Sunday, March 16, 2014

Important note for leaders


First some thoughts on your group discussion, and then on Lent itself.

Each week we will be telling stories. Each will be different angles on the same idea; we are all living stories, and A Story.

It's hard to remember this when things get dark. To the degree difficulty arrives, so does our unthinking reflex to find comfort. The stories we hear during Lent are meant to remind us that to discover redemption and resurrection, we have to embrace the darkness and the pain and the difficulty. We have to face it. Only then does "light" make any sense.

A few thoughts for your LifeGroup meetings:


  • Each week, simply create some space for your group members to share what part of the story they most attached themselves to. It may be an overarching theme. It may be one specific point. It may be one sentence. It may be totally unrelated, a new idea spiraling off. We don't have a lot of experience wrestling with a story in discussion groups. We typically struggle unless we're given specific talking points. So give them space. 
  • Additionally, this is a great season to allow people to discuss their own story. Some of the interviews we will be doing this season will catalyze some real reflection of our own lives. Allow that to happen, while leading the group to not let any one person monopolize the time. 
  • Use the daily Lent thoughts at thebrightsadness.com. Hopefully many of your members are using this daily reading to help shape their thinking a bit for the day. Many of them will have specific insights about what they learned. Know that this resource will be a great opportunity to speak deeply of what's really going on in people's hearts.

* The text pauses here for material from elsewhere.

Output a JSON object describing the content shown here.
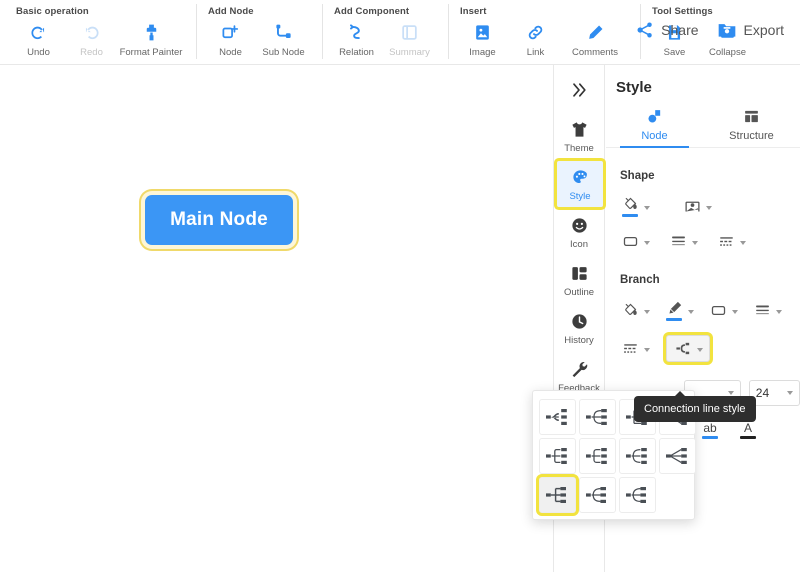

I understand some of us may be feeling like, "Why are we doing Lent?" or "What is it?" or even "I thought Lent was the other Guys' thing..."

Lent is a 12-or-so century old tradition of preparation. Similar to Advent, it's the season before the holiday that prepares not only the hearts of individual believers, but the collective body. There's a ton of information online about what Lent is and where it comes from, but for now, suffice it to say that we all have a different take on it. For some people this feels new and novel. For others it feels warmly nostalgic. And to a few others it feels reminiscent of the faith they left long ago. Either way, be encouraged that Lent gives all followers a chance to anchor ourselves in the things Christ invites us all into for one brief, intensified season: repentance, reflection, awareness, generosity, hope and the very sober acceptance that we are not the disconnected, invincible robots our culture seems bent on convincing us we are. If you're wondering, yes came from Catholicism. But that fact never automatically disqualifies it for Protestants. Additionally, yes, when misunderstood Lent becomes nothing more than another burden only the most pious seem able to carry. But then again, Christmas and Easter and even Church on Sunday can be misunderstood in the same way. This season of Lent we are embracing the gift the season can be for us, not merely the tradition of it. Ultimately, if anyone isn't comfortable with it, it should be understood that it's elective. Just encourage them to, in the weeks before Easter, try and be remain mindful of repentance, reflection, awareness, generosity, hope and sobriety about what we really are!

We are dust, and to dust we shall return. But the story doesn't stop there! The celebration of Christ's resurrection, as the cap on the season, holds that much more beauty and significance when it's preceded by awareness of our real human condition.

I hope that each week you and your group members will feel the weight of our weakness and mortality so  your celebration on Easter provides that much more lightness and freedom.

Thanks for leading yourselves and those in your group through the valley, not around it. Christ meets us there.